I have been sharing my journey to get healthier and lose weight each month through my word of the Year for 2016: Health. January was about taking stock and trying to understand what the task ahead of me was: my good habits, the habits that needed attention, what was helpful and some reflection on my mind-set.
February was summed up in a word: unimpressive – I fell back on bad habits: not walking enough, eating big portions, eating out and making excuses. I did two things, firstly I started monitoring my steps and food intake using the MyFitnessPal app so that I could see objectively what I was doing. Secondly I started thinking about how I could inspire myself through learning about food and good health. I also decided I would not guilt trip myself and would focus on the things I love about myself, like the way my body has served me.
Papri chaat from a friends party, tasted amazing, but how on earth do you work out the calories?
In March I finally got weighed properly and found I was above my ideal weight. I found that tracking my food intake was an eye-opener and helped me to make better decisions, so I managed to cut down significantly on junk food and reduce my portions and started to see a difference in my weight.
The last month has been a case of working to embed better habits. I am still tracking my food and steps. I like that I am competing against myself rather than others and always trying to improve on my own best performance (my best is 18,000 steps in one day so far). I have buddied up with my friend Z at work and we walk every lunch time together for about an hour. Every time one of us is craving junk the other talks her out of it, so that has really helped us both when fast food beckons.
I managed to cut down junk food and snacking significantly in March and then in April the cravings sneaked back (that beloved cad chocolate of course).
I am obsessed with food at the moment – I have been watching Chef’s Table on Netflix and lapping up cook books and books about food. I am really enjoying learning about food and health in different cultures and sharing it with my children. I don’t want to diet and I don’t want food to be a source of guilt and punishment, so this feels right.
Something else I have done is get rid of all of the unhealthy food in the house – no biscuits, chocolate, fizzy drinks, sugary juice drinks or crisps. They kids have complained non-stop that there is nothing to eat and they are starving, but over the weeks they have been making themselves eggs and toast, home-made cakes and even giving the fruit a second glance. Every now and again, I will get us crisps or chocolate, but avoid storing packets and tubs of them in the house.
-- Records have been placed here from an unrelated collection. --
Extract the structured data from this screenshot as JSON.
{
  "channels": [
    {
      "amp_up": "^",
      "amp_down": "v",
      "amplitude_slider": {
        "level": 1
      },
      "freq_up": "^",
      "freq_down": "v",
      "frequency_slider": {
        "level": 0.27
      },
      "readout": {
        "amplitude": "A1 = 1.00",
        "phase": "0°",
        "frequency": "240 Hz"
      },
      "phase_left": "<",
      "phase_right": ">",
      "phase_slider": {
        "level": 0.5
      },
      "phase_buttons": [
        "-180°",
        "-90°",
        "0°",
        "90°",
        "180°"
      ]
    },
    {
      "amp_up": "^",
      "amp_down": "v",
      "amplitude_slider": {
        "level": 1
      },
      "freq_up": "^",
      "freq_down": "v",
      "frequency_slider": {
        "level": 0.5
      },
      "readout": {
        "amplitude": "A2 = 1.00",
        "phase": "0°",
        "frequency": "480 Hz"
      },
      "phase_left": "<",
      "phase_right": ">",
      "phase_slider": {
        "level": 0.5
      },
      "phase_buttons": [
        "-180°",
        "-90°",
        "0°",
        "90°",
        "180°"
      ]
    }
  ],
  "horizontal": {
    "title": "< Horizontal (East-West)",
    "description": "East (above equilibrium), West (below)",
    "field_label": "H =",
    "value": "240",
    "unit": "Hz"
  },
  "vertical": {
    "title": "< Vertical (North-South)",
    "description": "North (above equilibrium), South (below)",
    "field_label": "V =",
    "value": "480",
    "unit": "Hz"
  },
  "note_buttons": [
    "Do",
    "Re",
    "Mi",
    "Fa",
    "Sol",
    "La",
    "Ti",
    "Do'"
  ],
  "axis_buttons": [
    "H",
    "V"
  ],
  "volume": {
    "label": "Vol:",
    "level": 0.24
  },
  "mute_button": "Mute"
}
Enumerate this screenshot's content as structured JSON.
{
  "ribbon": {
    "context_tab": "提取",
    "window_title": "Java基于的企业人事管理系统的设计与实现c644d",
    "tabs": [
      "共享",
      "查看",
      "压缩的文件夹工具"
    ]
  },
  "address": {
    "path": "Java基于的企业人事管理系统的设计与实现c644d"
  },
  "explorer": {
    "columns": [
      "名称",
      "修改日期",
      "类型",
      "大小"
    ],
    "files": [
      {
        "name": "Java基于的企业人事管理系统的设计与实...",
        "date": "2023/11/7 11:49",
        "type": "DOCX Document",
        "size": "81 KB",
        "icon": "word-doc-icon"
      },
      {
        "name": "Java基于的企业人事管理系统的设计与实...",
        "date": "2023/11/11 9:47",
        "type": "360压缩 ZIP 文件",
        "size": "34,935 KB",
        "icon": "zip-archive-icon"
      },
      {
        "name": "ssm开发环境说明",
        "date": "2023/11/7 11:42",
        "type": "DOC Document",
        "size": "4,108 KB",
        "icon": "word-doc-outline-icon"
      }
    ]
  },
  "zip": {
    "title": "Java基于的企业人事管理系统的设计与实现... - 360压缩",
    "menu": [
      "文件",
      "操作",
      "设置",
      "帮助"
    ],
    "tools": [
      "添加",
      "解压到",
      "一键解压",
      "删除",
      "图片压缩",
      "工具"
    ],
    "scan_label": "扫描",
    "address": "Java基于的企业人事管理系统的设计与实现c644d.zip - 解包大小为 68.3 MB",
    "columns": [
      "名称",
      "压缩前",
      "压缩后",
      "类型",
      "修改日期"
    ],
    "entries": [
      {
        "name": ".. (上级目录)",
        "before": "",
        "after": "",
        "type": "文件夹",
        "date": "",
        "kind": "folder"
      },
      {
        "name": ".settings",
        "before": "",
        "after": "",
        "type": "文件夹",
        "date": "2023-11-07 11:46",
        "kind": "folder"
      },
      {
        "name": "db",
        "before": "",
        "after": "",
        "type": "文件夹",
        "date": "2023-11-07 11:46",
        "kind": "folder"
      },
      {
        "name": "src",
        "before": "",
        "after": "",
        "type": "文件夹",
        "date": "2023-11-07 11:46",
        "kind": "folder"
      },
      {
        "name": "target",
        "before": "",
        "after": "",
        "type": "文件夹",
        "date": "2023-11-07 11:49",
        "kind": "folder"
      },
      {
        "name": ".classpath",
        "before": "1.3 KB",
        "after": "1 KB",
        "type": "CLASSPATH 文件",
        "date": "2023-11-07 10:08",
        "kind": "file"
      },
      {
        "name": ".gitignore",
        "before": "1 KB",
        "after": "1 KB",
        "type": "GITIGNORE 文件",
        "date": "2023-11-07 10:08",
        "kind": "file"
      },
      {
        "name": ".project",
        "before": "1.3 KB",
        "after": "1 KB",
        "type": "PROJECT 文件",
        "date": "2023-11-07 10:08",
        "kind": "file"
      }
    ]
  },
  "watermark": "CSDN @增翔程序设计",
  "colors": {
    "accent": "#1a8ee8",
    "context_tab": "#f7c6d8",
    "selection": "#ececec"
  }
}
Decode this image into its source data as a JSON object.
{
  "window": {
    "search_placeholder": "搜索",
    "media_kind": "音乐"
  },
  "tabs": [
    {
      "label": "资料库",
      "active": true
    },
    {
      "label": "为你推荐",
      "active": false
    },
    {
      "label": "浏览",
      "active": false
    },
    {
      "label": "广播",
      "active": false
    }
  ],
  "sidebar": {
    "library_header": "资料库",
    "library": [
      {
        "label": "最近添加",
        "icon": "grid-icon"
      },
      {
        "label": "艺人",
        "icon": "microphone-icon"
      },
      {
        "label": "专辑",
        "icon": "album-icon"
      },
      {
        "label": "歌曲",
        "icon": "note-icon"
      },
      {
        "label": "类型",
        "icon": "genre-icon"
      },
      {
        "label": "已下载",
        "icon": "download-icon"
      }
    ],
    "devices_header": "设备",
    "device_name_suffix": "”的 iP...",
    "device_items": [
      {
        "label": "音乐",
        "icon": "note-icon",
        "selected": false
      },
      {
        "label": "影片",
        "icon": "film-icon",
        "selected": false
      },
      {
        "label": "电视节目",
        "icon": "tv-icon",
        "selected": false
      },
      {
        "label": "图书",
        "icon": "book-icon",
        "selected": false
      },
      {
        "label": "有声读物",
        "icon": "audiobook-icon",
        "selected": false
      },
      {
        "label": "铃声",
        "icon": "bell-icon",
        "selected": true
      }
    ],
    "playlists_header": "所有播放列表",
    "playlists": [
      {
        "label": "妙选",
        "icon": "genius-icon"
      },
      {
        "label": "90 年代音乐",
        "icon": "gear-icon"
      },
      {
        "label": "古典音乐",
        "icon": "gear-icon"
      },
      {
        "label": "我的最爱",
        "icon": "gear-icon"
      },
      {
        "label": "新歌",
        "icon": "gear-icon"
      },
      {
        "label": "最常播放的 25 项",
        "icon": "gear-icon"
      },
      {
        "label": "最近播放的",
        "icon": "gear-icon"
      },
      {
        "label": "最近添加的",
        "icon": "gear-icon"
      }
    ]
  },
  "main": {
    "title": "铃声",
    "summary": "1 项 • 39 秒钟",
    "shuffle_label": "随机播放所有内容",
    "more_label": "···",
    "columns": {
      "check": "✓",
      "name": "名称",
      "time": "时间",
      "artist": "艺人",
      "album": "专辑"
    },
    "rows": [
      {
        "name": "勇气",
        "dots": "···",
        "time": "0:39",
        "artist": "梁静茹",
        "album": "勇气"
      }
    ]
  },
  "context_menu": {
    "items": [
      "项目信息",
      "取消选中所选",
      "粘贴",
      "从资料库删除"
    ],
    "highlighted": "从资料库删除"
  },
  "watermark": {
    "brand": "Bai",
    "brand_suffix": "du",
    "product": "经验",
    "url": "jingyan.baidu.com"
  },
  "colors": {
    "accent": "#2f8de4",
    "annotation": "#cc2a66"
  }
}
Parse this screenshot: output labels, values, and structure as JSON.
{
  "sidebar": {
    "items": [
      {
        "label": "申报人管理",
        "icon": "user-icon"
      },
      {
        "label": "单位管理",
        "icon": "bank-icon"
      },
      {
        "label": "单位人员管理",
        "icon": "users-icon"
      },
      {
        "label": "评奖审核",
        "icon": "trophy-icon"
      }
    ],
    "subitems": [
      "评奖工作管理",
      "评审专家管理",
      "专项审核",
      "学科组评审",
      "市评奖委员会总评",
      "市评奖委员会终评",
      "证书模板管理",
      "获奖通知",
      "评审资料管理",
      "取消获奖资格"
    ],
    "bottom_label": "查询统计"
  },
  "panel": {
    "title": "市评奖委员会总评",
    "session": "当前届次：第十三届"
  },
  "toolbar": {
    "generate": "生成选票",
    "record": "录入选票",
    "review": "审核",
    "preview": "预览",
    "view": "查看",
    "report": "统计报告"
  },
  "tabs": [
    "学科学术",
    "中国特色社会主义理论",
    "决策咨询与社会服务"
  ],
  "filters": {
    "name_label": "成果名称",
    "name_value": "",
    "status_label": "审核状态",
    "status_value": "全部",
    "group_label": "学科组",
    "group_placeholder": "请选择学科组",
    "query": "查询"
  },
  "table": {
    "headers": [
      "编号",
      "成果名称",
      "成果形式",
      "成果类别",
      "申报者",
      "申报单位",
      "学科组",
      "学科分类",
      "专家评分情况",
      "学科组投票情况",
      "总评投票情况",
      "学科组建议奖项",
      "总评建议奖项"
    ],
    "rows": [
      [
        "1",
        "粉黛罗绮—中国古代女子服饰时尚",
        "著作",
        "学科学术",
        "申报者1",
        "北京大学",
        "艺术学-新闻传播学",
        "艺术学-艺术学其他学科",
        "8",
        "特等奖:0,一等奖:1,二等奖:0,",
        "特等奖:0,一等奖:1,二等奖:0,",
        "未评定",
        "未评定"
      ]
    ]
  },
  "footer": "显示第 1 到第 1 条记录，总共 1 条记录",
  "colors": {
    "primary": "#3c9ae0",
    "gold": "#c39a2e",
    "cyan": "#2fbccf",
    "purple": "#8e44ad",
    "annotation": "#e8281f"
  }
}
I found by the end of the month I had lost a few pounds and then slowed down in losing weight. It feels sooooo good. I can fit into clothes that I was ready to throw away. Hubby seems a bit impressed. I can look in the mirror and not think about losing weight. It’s great motivation to keep going. It feels like I am at a point that I could become complacent and start eating lots again or feel this is too much effort. So my next task alongside continuing to track my steps and food, is to keep reminding myself about why I started this journey and why it is important for me and my family.